I’ve been doing this long enough to know that the biggest threat to a 401(k) plan isn’t the Department of Labor, trial lawyers, or even bad investments. It’s a spreadsheet that someone created in 2017 and has been copying ever since. That spreadsheet has formulas nobody understands, tabs nobody checks, and assumptions that died during the Obama administration. Yet it quietly runs the plan like an unelected dictator.
Every correction project starts the same way. A sponsor swears the census is perfect because “it comes straight from payroll.” Then you open the file and discover three different definitions of compensation, hire dates that change from column to column, and a column labeled “Notes—Don’t Touch” that everyone has been touching for five years. The spreadsheet becomes the truth, and the plan document becomes a suggestion.
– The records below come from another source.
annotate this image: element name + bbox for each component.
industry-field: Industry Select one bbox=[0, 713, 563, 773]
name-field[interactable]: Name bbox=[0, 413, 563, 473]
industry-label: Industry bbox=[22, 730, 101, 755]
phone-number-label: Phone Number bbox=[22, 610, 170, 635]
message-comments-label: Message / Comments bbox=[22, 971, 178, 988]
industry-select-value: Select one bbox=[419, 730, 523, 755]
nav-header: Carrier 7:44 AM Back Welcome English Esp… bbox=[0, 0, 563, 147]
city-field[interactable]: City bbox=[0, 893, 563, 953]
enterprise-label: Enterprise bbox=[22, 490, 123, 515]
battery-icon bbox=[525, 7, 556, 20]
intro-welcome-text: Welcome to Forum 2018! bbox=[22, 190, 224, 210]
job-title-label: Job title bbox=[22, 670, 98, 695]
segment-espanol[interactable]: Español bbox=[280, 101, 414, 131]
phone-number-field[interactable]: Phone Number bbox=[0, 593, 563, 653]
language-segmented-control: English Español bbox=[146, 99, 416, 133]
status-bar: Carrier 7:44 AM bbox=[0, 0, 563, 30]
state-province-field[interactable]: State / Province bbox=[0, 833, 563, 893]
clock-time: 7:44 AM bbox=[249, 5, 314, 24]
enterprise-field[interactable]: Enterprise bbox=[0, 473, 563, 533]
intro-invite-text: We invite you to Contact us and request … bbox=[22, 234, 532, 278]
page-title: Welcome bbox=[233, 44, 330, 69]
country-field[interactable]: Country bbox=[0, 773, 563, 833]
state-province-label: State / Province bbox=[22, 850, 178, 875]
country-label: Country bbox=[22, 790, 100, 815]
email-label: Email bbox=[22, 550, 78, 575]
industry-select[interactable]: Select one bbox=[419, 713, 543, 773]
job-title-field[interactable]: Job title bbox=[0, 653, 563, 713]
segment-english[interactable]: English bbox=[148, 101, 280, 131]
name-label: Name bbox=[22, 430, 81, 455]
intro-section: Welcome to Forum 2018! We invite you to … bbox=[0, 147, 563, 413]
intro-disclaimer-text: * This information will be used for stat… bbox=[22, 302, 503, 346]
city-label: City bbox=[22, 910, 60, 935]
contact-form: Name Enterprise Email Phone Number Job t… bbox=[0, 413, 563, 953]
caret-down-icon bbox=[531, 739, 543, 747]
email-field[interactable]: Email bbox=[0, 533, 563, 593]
The problem isn’t technology. The problem is faith. People believe numbers because they look confident. A spreadsheet never hesitates, never admits it’s confused, and never says, “I might be wrong.” Human beings, on the other hand, are messy, so we trust the neat rows instead of the messy reality. That’s how you get late deposit calculations based on the wrong pay frequency or eligibility lists that still include employees who retired during the Bush presidency.
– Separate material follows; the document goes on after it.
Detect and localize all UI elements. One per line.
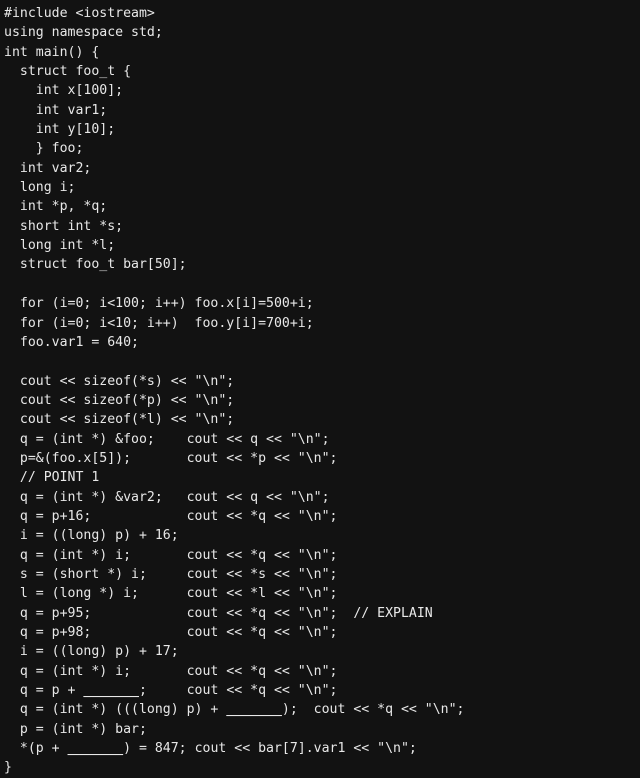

Plan providers spend half their careers arguing with files. We ask simple questions like, “Where did this column come from?” and the answer is usually, “The old bookkeeper created it.” The old bookkeeper has been gone longer than some participants have been alive, but the column remains, immortal and incorrect.
If you want to improve a plan, don’t start with investments or fees. Start with the spreadsheet that feeds everything else. Treat it like a suspect, not a witness. Until you do, the plan will be governed by a piece of software with no fiduciary duty and no fear of litigation—and that is a terrifying plan administrator.